O Departamento de Estado dos Estados Unidos informou nesta segunda-feira, 18, que o país admitirá até 17.500 sul-africanos brancos como refugiados até o fim do ano fiscal, em setembro. O plano foi detalhado em um comunicado enviado ao Congresso americano, obtido pela agência Associated Press. O número representa um aumento significativo em relação à promessa inicial do governo de Donald Trump, que era de 7.500 vagas.
Emergência para refugiados
Segundo a declaração, a mudança ocorreu devido a “desenvolvimentos imprevistos” que “criaram uma situação de emergência para refugiados” na África do Sul. Por lei, o governo americano é obrigado a informar e consultar os legisladores sobre os níveis de refugiados anuais. Um assessor parlamentar, sob condição de anonimato, disse à Associated Press que funcionários da Casa Branca devem se reunir com o Congresso nesta semana para discutir o assunto. A ampliação do reassentamento custará cerca de 100 milhões de dólares (mais de R$ 504 milhões).

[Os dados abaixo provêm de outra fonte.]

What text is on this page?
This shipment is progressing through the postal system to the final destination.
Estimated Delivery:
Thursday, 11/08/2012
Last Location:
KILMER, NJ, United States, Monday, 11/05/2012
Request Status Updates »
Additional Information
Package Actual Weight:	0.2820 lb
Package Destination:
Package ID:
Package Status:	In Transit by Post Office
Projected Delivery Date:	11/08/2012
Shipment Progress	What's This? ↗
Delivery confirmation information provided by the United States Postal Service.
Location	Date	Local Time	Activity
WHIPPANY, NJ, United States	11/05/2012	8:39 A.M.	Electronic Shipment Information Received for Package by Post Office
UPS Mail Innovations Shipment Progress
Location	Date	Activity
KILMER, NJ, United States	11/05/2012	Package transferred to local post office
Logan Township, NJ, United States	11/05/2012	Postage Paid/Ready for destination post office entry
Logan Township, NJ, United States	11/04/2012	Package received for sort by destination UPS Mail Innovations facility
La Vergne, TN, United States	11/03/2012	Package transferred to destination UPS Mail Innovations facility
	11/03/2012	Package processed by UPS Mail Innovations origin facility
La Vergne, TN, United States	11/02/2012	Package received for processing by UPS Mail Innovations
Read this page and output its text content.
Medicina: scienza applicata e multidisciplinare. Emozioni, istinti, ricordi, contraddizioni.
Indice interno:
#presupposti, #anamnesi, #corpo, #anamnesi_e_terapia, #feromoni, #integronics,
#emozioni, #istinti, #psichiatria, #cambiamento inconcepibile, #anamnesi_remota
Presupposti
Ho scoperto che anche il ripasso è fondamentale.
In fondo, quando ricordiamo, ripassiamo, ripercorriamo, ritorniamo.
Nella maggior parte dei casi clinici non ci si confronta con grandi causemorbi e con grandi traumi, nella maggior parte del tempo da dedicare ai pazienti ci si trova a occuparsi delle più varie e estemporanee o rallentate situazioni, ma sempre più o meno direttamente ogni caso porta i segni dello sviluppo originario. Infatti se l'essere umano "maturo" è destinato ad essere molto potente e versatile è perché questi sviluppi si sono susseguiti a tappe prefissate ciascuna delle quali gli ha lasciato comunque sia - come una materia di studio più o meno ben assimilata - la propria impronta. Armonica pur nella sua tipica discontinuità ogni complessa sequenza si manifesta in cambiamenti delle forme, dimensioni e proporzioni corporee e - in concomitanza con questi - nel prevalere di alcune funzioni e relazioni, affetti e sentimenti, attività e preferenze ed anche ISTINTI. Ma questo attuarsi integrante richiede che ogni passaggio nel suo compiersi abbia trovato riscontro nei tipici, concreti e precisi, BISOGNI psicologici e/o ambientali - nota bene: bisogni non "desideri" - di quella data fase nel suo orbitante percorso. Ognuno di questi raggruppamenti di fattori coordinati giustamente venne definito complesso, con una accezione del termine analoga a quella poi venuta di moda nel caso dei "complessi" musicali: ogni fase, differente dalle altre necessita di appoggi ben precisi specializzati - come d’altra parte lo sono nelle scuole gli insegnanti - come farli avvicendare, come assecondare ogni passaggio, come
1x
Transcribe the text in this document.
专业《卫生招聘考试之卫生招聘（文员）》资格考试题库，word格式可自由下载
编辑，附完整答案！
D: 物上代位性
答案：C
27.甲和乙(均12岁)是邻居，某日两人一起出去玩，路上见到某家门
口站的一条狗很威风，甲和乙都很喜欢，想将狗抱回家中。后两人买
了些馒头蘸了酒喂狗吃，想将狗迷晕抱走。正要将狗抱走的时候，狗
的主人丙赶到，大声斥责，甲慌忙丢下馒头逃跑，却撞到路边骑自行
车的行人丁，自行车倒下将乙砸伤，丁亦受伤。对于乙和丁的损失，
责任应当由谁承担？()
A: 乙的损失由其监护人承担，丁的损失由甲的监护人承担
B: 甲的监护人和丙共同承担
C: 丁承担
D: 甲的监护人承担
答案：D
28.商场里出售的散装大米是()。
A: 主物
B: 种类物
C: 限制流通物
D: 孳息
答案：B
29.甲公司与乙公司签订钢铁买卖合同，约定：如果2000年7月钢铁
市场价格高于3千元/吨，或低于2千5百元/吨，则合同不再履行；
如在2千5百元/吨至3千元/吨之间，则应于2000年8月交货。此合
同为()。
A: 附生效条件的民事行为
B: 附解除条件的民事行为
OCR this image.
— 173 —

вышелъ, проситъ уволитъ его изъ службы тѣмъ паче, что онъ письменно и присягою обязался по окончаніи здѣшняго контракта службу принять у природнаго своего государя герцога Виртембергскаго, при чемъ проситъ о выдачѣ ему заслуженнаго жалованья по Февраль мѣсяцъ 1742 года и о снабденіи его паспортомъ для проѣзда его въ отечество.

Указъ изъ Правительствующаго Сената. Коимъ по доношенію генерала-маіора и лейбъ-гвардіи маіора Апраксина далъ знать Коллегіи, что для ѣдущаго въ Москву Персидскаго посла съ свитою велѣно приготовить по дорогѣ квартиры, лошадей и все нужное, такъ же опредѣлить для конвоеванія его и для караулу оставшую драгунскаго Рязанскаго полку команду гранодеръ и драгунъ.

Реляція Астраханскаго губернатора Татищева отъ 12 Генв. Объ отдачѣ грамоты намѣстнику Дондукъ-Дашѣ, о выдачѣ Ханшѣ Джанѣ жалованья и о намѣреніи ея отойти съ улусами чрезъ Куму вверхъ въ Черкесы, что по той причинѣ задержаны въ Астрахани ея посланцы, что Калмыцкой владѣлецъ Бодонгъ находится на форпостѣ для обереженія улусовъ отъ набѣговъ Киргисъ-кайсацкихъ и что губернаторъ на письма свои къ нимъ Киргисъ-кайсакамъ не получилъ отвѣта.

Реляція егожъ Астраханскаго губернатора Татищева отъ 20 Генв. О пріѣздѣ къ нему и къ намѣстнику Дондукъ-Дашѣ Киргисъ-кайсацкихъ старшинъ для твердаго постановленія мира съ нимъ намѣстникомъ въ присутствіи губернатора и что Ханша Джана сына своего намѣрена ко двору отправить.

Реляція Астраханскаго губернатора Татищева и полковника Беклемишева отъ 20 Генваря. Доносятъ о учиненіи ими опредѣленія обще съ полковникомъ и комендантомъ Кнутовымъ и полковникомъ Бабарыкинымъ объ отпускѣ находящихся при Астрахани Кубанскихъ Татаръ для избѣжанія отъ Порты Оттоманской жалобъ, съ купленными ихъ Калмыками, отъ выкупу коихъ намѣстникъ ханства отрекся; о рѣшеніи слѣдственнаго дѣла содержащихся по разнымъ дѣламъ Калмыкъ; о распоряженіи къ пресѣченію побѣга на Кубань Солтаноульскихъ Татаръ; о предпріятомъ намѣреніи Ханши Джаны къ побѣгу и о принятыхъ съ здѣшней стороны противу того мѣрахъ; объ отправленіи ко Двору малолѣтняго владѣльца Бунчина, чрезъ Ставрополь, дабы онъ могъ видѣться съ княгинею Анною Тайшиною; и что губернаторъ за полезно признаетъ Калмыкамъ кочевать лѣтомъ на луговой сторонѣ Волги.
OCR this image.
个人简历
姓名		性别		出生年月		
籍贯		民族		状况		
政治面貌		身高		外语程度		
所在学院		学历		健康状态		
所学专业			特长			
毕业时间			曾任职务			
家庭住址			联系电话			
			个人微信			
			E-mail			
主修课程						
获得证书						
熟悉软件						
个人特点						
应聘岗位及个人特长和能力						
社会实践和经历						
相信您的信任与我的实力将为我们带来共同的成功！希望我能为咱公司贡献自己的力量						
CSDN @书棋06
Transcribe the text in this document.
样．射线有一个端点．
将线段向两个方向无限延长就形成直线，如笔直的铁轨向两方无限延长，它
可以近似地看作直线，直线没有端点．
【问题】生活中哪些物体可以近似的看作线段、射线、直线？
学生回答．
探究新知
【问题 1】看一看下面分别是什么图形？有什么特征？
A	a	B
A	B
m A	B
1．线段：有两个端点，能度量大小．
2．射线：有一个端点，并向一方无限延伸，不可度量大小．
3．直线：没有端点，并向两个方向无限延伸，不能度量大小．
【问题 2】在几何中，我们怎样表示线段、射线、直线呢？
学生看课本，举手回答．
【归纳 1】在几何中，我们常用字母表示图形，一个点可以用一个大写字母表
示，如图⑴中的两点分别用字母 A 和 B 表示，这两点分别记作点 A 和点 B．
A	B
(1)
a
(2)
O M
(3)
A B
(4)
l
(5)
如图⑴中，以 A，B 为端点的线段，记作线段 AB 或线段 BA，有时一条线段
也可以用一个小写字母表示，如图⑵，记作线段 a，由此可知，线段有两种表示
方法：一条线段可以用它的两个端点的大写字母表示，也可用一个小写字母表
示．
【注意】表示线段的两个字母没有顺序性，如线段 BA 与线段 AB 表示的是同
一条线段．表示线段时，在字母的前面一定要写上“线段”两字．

Alegações de discriminação
No documento, o Departamento de Estado mencionou que a “crescente hostilidade” no país aumenta “os riscos para os africânderes na África do Sul, que já são alvo de discriminação racial generalizada patrocinada pelo governo”. Desde que retornou ao poder, em janeiro do ano passado, Trump passou a alegar que os africâneres — grupo de sul-africanos descendentes, no geral, de colonos holandeses — enfrentam um “genocídio branco”.
Tensão diplomática
A situação escalou durante uma visita do presidente da África do Sul, Cyril Ramaphosa, à Casa Branca em maio de 2025. Na ocasião, o líder americano exibiu, em uma televisão na Sala Oval, uma montagem de vídeos que supostamente comprovaria a perseguição. Ramaphosa negou as acusações. Os embates entre os presidentes foram impulsionados por uma lei sul-africana de desapropriação de terras, promulgada no início do ano passado. A desapropriação é considerada legítima no país desde 1975. As novas regras representavam, na verdade, uma atualização do texto de 50 anos, que permite que terrenos recebam funções públicas — mecanismo semelhante ao de domínio eminente nos EUA. A versão reformulada abriu possibilidade de que os donos de terrenos não recebam compensações desde que o governo avalie que o local foi abandonado ou usado para especulação. Trata-se, no entanto, de um cenário raro. Ainda assim, a Casa Branca criticou a legislação, classificando-a como “um desprezo chocante pelos direitos dos cidadãos” e acusando-a de fomentar “violência desproporcional contra proprietários de terras racialmente desfavorecidos”.